In noting the advantage accruing to crossed offspring, we have particularly referred to gain in constitutional vigor. We have occasion now to speak of gain in fertility. Seeing that hybrids—the product of a cross between species—are invariably sterile, it is clear that, if the conception that varieties are incipient species is a valid one, we are bound to expect that the more marked, distinct, and widely divergent varieties are, the greater will be their sterility. The mere circumstance that such an effect is not observable, goes far to invalidate the conception. What, then, must the inference be when an effect diametrically opposite to that necessitated by the conception is shown to result—when increased fertility is seen to follow crossing, and when this increased fertility is observed to be directly proportionate to divergence of character? Such results would, we apprehend, negative completely the hypothesis of evolution, and would conclusively confirm our view, that the beneficial effects are owing to the disproportionate development which a multiplicity of widely distinct varieties necessarily implies. These results we have, and they are indisputable. For the fact that crossing induces increased fertility, and that this increased fertility is directly proportionate to divergence of character, is so well known that it is scarcely necessary to adduce proofs from Darwin in support of it. But that the least shadow of a doubt may not remain, we will quote a few of Darwin's remarks on the subject.

Constant reference to crossing may be found in any portion of his late work. But a somewhat lengthy chapter is devoted exclusively to this subject and to close interbreeding. In the conclusion of this chapter (p. 142, vol. ii.) he says:

"In the early part of this chapter it was shown that the crossing of distinct forms, whether closely or distantly allied, gives increased size and constitutional vigor, and, except in the case of crossed species, increased fertility to the offspring. The evidence rests on the universal testimony of breeders.... Although animals of pure blood will obviously be deteriorated by crossing, as far as their characteristic qualities are concerned, there seems to be no exception to the rule that advantages of the kind just mentioned are thus gained even when there has not been any previous close interbreeding. The rule applies to all animals, even to cattle and sheep, which can long resist breeding in-and-in between the nearest blood relations. It applies to individuals of the same sub-variety, but of distinct families, to varieties or races, to sub-species, as well as to quite distinct species.
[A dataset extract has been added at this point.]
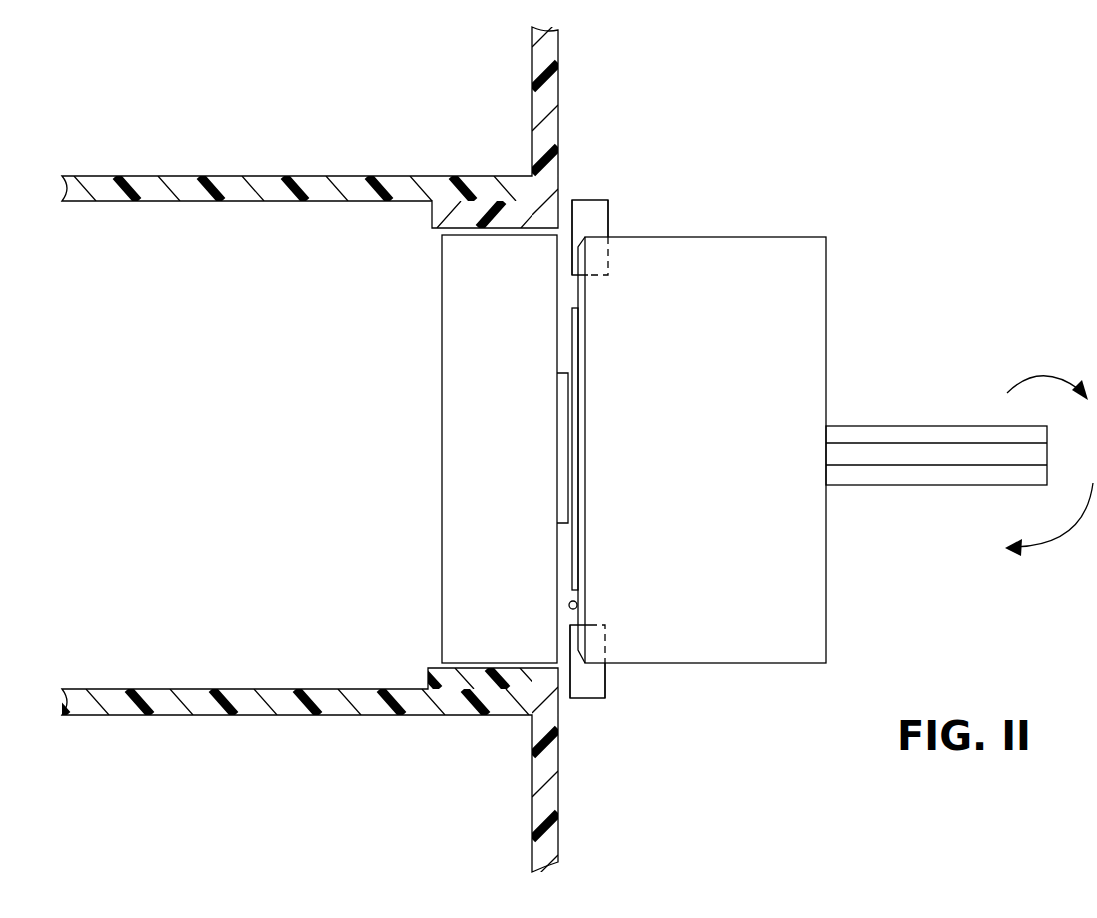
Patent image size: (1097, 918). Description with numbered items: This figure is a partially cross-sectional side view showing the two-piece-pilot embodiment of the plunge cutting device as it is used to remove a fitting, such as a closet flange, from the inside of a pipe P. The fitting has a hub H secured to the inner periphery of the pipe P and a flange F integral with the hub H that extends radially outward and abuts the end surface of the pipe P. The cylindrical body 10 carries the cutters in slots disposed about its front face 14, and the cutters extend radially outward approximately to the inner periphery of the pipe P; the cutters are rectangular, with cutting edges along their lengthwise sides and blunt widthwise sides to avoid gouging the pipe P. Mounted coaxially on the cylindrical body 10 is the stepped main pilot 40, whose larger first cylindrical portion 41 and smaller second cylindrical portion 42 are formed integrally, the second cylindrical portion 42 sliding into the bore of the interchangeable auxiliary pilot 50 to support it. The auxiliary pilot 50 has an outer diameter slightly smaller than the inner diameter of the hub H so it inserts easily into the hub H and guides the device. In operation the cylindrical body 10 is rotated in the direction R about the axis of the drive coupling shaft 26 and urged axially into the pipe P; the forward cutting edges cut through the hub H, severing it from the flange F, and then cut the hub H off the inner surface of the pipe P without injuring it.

"In this latter case, however, while size, vigor, precocity, and hardiness are, with rare exceptions, gained, fertility, in a greater or less degree, is lost; but the gain cannot be exclusively attributed to the principle of compensation; for there is no close parallelism between the increased size and vigor of the offspring and their sterility. Moreover, it has been clearly proved that mongrels which are perfectly fertile gain these same advantages, as well as sterile hybrids."

On page 174, he reiterates these statements, which place the subject of increased fertility beyond all doubt.